Il se permet de dénoncer également certains rabbins connus qui interdisent à leurs ouailles tout changement de comportement, mais envoient leurs propres enfants apprendre clandestinement des langues étrangères chez des consuls étrangers de la ville. La haine contre Ben Yéhouda sera telle que lorsqu’il meurt, toutes les société juives d’enterrement refusent de s’occuper de son corps, et c’est un volontaire, ami du défunt, qui fera lui-même la préparation traditionnelle avant la cérémonie.
Autre difficulté, les rapports avec les autorités turques de la ville, toujours promptes à la méfiance vis-à-vis de tout ce qui peut paraître comme des manifestations de nationalisme indépendant. En novembre 1893, il est même arrêté et jugé comme ayant appelé dans son journal à la révolte contre le pouvoir ottoman. Condamné à un an de prison, il est finalement innocenté en appel en avril, mais son journal ne pourra reparaître qu’en 1895.
En fait, Ben Yéhouda n’aura qu’un succès limité à Jérusalem, et les milieux juifs de la ville ne s’hébraïseront que très peu et de manière très lente. Ce sont en fait dans les nouvelles implantations, celles de la première Alyah dans les deux dernières décennies du XIXe siècle, mais surtout celles de la deuxième Alyah, à partir de 1903, que l’on voit se développer des écoles en hébreu et que les nouveaux mots introduits par Ben Yéhouda sont utilisés.
L’Hébreu plutôt que... l’Allemand
Le triomphe de Ben Yéhouda, si l’on peut dire, se constate véritablement lors de la « guerre des langues », juste avant la première guerre mondiale. En 1913, une organisation philanthropique allemande, Ezra, décide de lancer le projet d’une école technologique de niveau universitaire à Haiffa.
Pour ses promoteurs, il est bien évident que l’enseignement doit se faire en allemand, langue scientifique reconnue. Mais à travers tout le « yishouv », l’ensemble des implantations juives de Palestine turque, c’est un concert de protestation, accompagné de manifestations et de grèves.

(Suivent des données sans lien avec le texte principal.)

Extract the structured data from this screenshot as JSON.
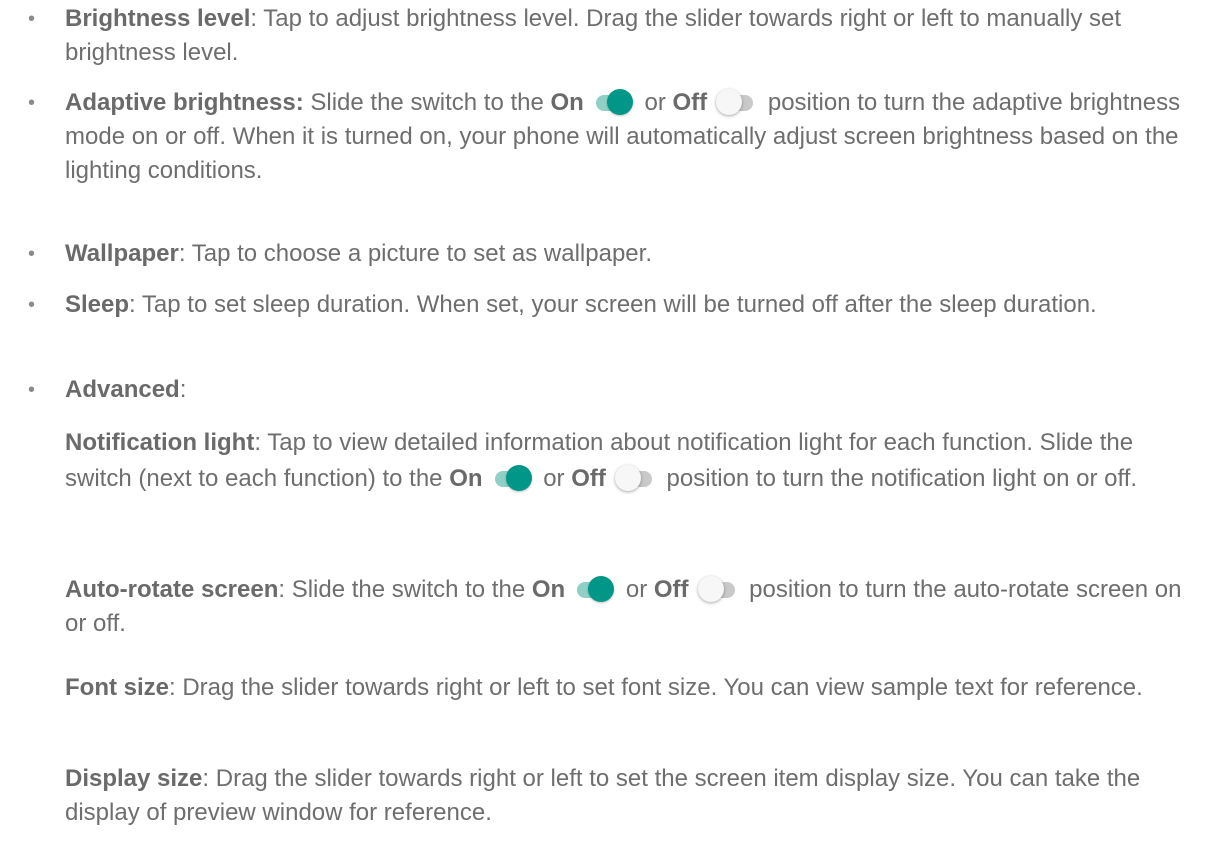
{
  "colors": {
    "text": "#6e6e6e",
    "toggle_on": "#009688",
    "toggle_on_track": "#8fd0c6",
    "toggle_off_track": "#c9c9c9"
  },
  "items": {
    "brightness": {
      "bullet": "•",
      "term": "Brightness level",
      "text": ": Tap to adjust brightness level. Drag the slider towards right or left to manually set brightness level."
    },
    "adaptive": {
      "bullet": "•",
      "term": "Adaptive brightness:",
      "t1": " Slide the switch to the ",
      "on": "On",
      "or": " or ",
      "off": "Off",
      "t2": " position to turn the adaptive brightness mode on or off. When it is turned on, your phone will automatically adjust screen brightness based on the lighting conditions."
    },
    "wallpaper": {
      "bullet": "•",
      "term": "Wallpaper",
      "text": ": Tap to choose a picture to set as wallpaper."
    },
    "sleep": {
      "bullet": "•",
      "term": "Sleep",
      "text": ": Tap to set sleep duration. When set, your screen will be turned off after the sleep duration."
    },
    "advanced": {
      "bullet": "•",
      "term": "Advanced",
      "text": ":"
    },
    "notification": {
      "term": "Notification light",
      "t1": ": Tap to view detailed information about notification light for each function. Slide the switch (next to each function) to the ",
      "on": "On",
      "or": " or ",
      "off": "Off",
      "t2": " position to turn the notification light on or off."
    },
    "autorotate": {
      "term": "Auto-rotate screen",
      "t1": ": Slide the switch to the ",
      "on": "On",
      "or": " or ",
      "off": "Off",
      "t2": " position to turn the auto-rotate screen on or off."
    },
    "fontsize": {
      "term": "Font size",
      "text": ": Drag the slider towards right or left to set font size. You can view sample text for reference."
    },
    "displaysize": {
      "term": "Display size",
      "text": ": Drag the slider towards right or left to set the screen item display size. You can take the display of preview window for reference."
    }
  },
  "toggle_icons": {
    "on": "toggle-on-icon",
    "off": "toggle-off-icon"
  }
}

Finalement l’organisation Ezra cède au printemps 1914, et accepte que les cours soient donnés en hébreu, mais les évènements de la guerre mondiale retardèrent son achèvement jusque 1924.
La dernière contribution de Ben Yéhouda, deux ans avant sa mort suite à la tuberculose, fut d’avoir réussi à convaincre le premier gouverneur du mandat britannique, sir Herbet Samuel, de mettre sur un pied d’égalité l’hébreu avec l’anglais et l’arabe comme langue officielle de la Palestine anglaise.
L’importance de Eliezer Ben Yéhouda dans la renaissance de la langue hébraïque se mesure essentiellement par l’influence de ses idées et surtout par le symbole qu’il devint de la lutte pour l’émancipation du peuple juif, et son succès à retrouver non seulement une terre, mais aussi une langue et une culture.
L’État d’Israël n’est pas seulement le seul pays juif au monde, mais également le seul où une langue vieille de plus de 3000 ans, celle de la Bible, a repris sa place comme véhicule de communication entre ses habitants.